Birdy - Fire Within It’s almost two years since fresh-faced Jasmine van den Bogaerde, aka Birdy, released her self-titled debut album. The record, which was almost completely made up of covers, was essentially sold on the fact that the then 15-year-old had a voice that defied her age, with the cover art showing a picture of Birdy looking all innocent and childlike. Yet while the voice remains integral to second album, Fire Within, much has changed since Birdy first burst onto the scene.

The first and most obvious difference between her debut and Fire Within is that the latter is made up of completely original material, with Birdy either writing or co-writing every song. It’s a significant step forward from taking obscure, but brilliant, songs like Bon Iver’s Skinny Love and putting her own spin on them. Then there’s the brooding, melancholic cover art for Fire Within, which instantly screams coming-of-age album.

However, most importantly, Fire Within marks the progression of Birdy as a singer-songwriter in the two years that have passed, with the promise shown in Without A Word – the only original song on her debut – becoming fully realised. Album opener Wings is an impressive and apt choice to kick things off, with the song’s anthemic chorus almost Coldplay-esque, as she sings: “Oh lights go down/ In the moment we’re lost and found/ I just want to be by your side.”

It’s a soaring and powerful ballad that shows a different side from some of the delicate and rather formulaic covers that found their way onto Birdy’s debut. While everything was very stripped back on her first LP, with many of the songs reduced to Birdy’s emotive vocal and piano playing, Fire Within has much more going on – and it benefits greatly from it. Take Light Me Up, which is an upbeat, punchy number, complete with a rousing, guitar-led chorus.

Understandably, Birdy’s voice has also developed during her time away, but its maturer tone retains the same angelic, beauty that made her version of Skinny Love so popular, as demonstrated on the sweeping Words As Weapons. It’s also the focal point on Strange Birds, where she is really given an opportunity to show her incredible range, as she sings: “You’ve always loved the strange birds/ Now I want to fly into your world/ I want to be heard.”
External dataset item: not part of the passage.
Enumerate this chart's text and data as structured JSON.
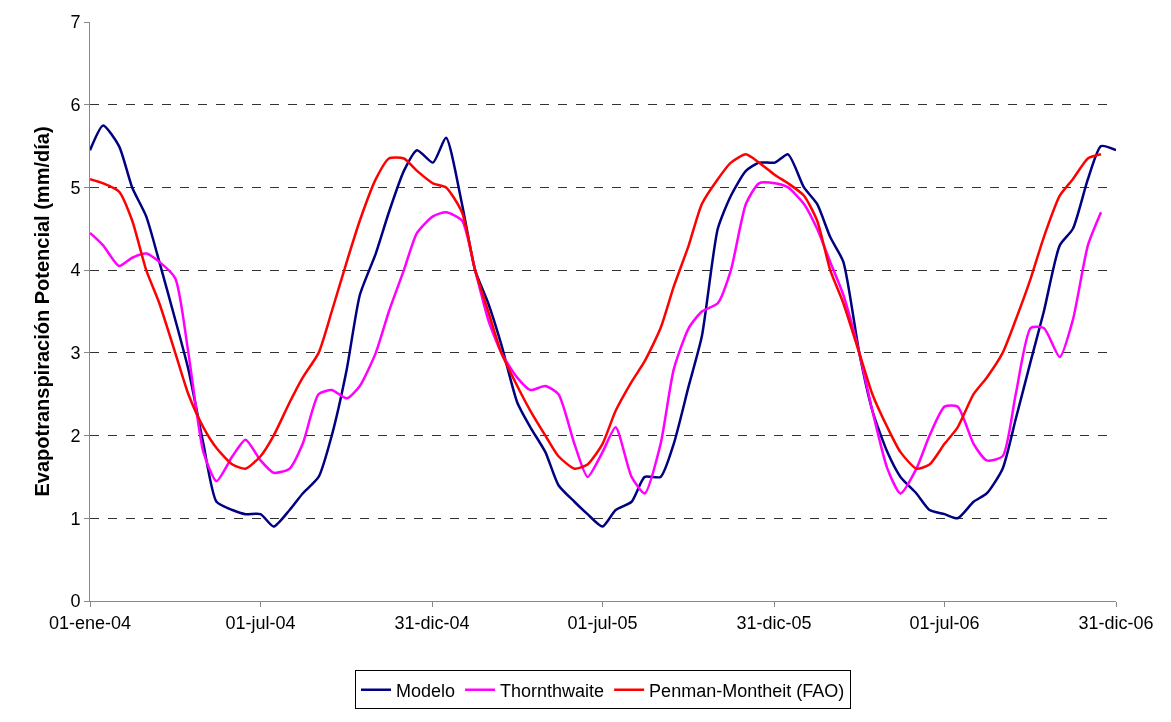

Other highlights include the infectious Maybe, with its simple acoustic melody and wondering beat, and the captivating, slow-burning penultimate track Standing In The Way of the Light, where Birdy really gets a chance to flex her songwriting muscles. Starting off with just a sparse, faint piano melody and her stunning vocal, more layers are gradually added to the song as it continues, before it reaches a towering climax.
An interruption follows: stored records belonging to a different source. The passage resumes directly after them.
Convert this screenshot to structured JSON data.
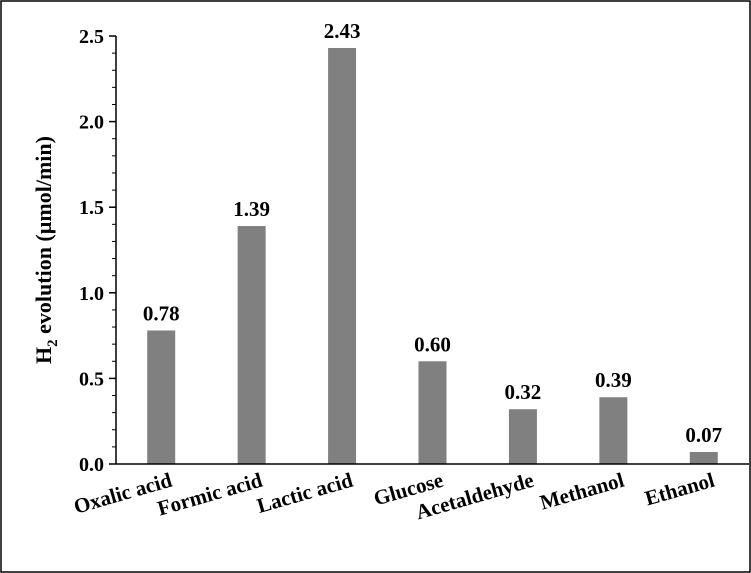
{
  "chart_data": {
    "type": "bar",
    "title": "",
    "xlabel": "",
    "ylabel": {
      "main": "H",
      "subscript": "2",
      "rest": " evolution (µmol/min)"
    },
    "categories": [
      "Oxalic acid",
      "Formic acid",
      "Lactic acid",
      "Glucose",
      "Acetaldehyde",
      "Methanol",
      "Ethanol"
    ],
    "values": [
      0.78,
      1.39,
      2.43,
      0.6,
      0.32,
      0.39,
      0.07
    ],
    "value_labels": [
      "0.78",
      "1.39",
      "2.43",
      "0.60",
      "0.32",
      "0.39",
      "0.07"
    ],
    "ylim": [
      0,
      2.5
    ],
    "yticks": [
      0.0,
      0.5,
      1.0,
      1.5,
      2.0,
      2.5
    ],
    "ytick_labels": [
      "0.0",
      "0.5",
      "1.0",
      "1.5",
      "2.0",
      "2.5"
    ],
    "grid": false,
    "bar_color": "#808080"
  }
}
While there’s no doubt that Fire Within is a positive progression for Birdy, it is not without its faults. On occasions she does slip back into the formulaic territory that encompassed many of the covers on her debut, with songs like No Angel and All You Never Say both falling a bit flat. The same could also be said of Heart Of Gold, but considering it is her first full record of original material, Fire Within is a confident and assured work.

With similar English singer-songwriters such as Gabrielle Aplin and Lucy Rose both releasing well-received debut albums recently, there was a lot of pressure on the teenager to deliver with her new LP – especially considering the amount of time and effort already invested in her career. For the most part, Birdy lives up to the expectation, with Fire Within consolidating her talent and making sure that no one forgets her in a hurry.